Bienvenue à la 111eme session de la Conférence internationale du Travail.

Je voudrais d’abord féliciter les membres du Présidium pour votre élection pour présider les travaux de cette Conférence.

Excellences, Mesdames et Messieurs,

Nous nous réunissons à nouveau en présentiel à un moment charnière du marché du travail. Les progrès technologiques et scientifiques continuent de façonner les nouvelles formes de travail, génèrent des milliers d’emploi sans oublier les gains décisifs de productivité.

Au même moment, tous les pays, sans exception, poursuivent leurs efforts de réabsorption des gains économiques et sociaux perdus à raison de la crise COVID-19 même si, force est de constater que ces efforts sont plutôt mis à mal par les nombreuses crises qui bouleversent le monde.
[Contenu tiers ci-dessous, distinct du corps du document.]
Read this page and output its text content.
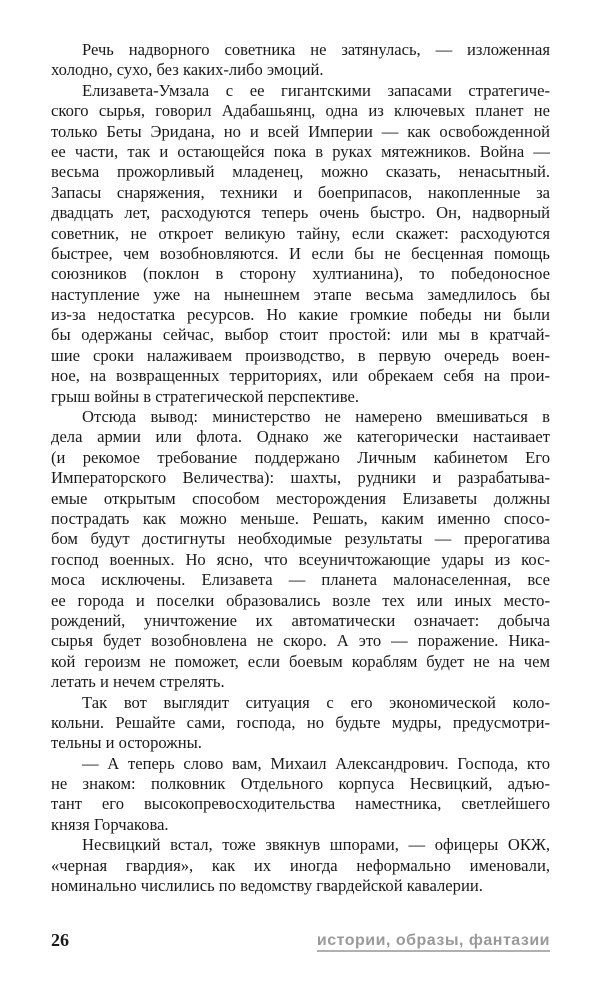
Речь надворного советника не затянулась, — изложенная
холодно, сухо, без каких-либо эмоций.
Елизавета-Умзала с ее гигантскими запасами стратегиче-
ского сырья, говорил Адабашьянц, одна из ключевых планет не
только Беты Эридана, но и всей Империи — как освобожденной
ее части, так и остающейся пока в руках мятежников. Война —
весьма прожорливый младенец, можно сказать, ненасытный.
Запасы снаряжения, техники и боеприпасов, накопленные за
двадцать лет, расходуются теперь очень быстро. Он, надворный
советник, не откроет великую тайну, если скажет: расходуются
быстрее, чем возобновляются. И если бы не бесценная помощь
союзников (поклон в сторону хултианина), то победоносное
наступление уже на нынешнем этапе весьма замедлилось бы
из-за недостатка ресурсов. Но какие громкие победы ни были
бы одержаны сейчас, выбор стоит простой: или мы в кратчай-
шие сроки налаживаем производство, в первую очередь воен-
ное, на возвращенных территориях, или обрекаем себя на прои-
грыш войны в стратегической перспективе.
Отсюда вывод: министерство не намерено вмешиваться в
дела армии или флота. Однако же категорически настаивает
(и рекомое требование поддержано Личным кабинетом Его
Императорского Величества): шахты, рудники и разрабатыва-
емые открытым способом месторождения Елизаветы должны
пострадать как можно меньше. Решать, каким именно спосо-
бом будут достигнуты необходимые результаты — прерогатива
господ военных. Но ясно, что всеуничтожающие удары из кос-
моса исключены. Елизавета — планета малонаселенная, все
ее города и поселки образовались возле тех или иных место-
рождений, уничтожение их автоматически означает: добыча
сырья будет возобновлена не скоро. А это — поражение. Ника-
кой героизм не поможет, если боевым кораблям будет не на чем
летать и нечем стрелять.
Так вот выглядит ситуация с его экономической коло-
кольни. Решайте сами, господа, но будьте мудры, предусмотри-
тельны и осторожны.
— А теперь слово вам, Михаил Александрович. Господа, кто
не знаком: полковник Отдельного корпуса Несвицкий, адъю-
тант его высокопревосходительства наместника, светлейшего
князя Горчакова.
Несвицкий встал, тоже звякнув шпорами, — офицеры ОКЖ,
«черная гвардия», как их иногда неформально именовали,
номинально числились по ведомству гвардейской кавалерии.
26	истории, образы, фантазии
Ces transformations structurelles du marché du travail se poursuivront sans aucun doute. S’il est vrai que plusieurs pays aujourd'hui sont confrontés à la pénurie des compétences, à l'impact des changements démographiques sur le marché du travail, d'autres États membres font face à la migration économique et à la fuite de cerveaux, tout en souhaitant développer les compétences nationales de leur main d’œuvre pour satisfaire leurs propres marchés de l’emploi.

S'il est vrai, aussi, que les pays à revenu élevé ont globalement retrouvé leur niveau socio-économique pré-COVID-19, les études de l’OIT confirment que le tableau est plus sombre pour l’ensemble des pays à faible revenu. Ainsi, l'Observatoire de l’OIT sur le monde du travail, publié la semaine dernière, indique un niveau de chômage mondial estimé à 191 millions des personnes, à peine inférieure à celui d'avant crise.

Les pays à faible revenus sont confrontés à un déficit d'emploi de 21,5% contre 8,2% pour les pays à revenu élevé. La situation est plus inquiétante pour les pays à faible revenu et surendettés : le déficit d'emploi est plutôt de 25,7% reflétant ainsi l'impact de la problématique de l'espace fiscal et le surendettement sur le marché du travail.

Si le marché du travail est aujourd'hui caractérisé d'un côté par des jeunes toujours plus dynamiques et mieux formés, il n'en reste pas moins vrai qu'un jeune sur 5 est sans emploi et évolue en dehors du système éducatif et de formation. Ceci contribue largement et négativement à la problématique de l'économie informelle dont la situation malheureusement s’empire depuis la pandémie.

Malgré les efforts des gouvernements et banquiers centraux pour juguler une inflation galopante (qui devrait perdurer à 7% en 2023 selon le FMI), l'augmentation globale des salaires est restée bien en deçà de la montée des prix, entraînant ainsi une dégradation presque constante du pouvoir d'achat surtout pour les tranches les plus vulnérables de la société qui consacrent une plus grande partie de leur salaire à leurs besoins essentiels.

Si l'on accueille favorablement les gains de productivité et leur impact positif sur l'économie, l'on se doit également de rappeler le fossé toujours plus grand qui sépare la croissance de la productivité et celle des salaires, sans oublier la multitude des micros et petits entreprises créatrices d'emplois qui doivent déposer leurs bilans.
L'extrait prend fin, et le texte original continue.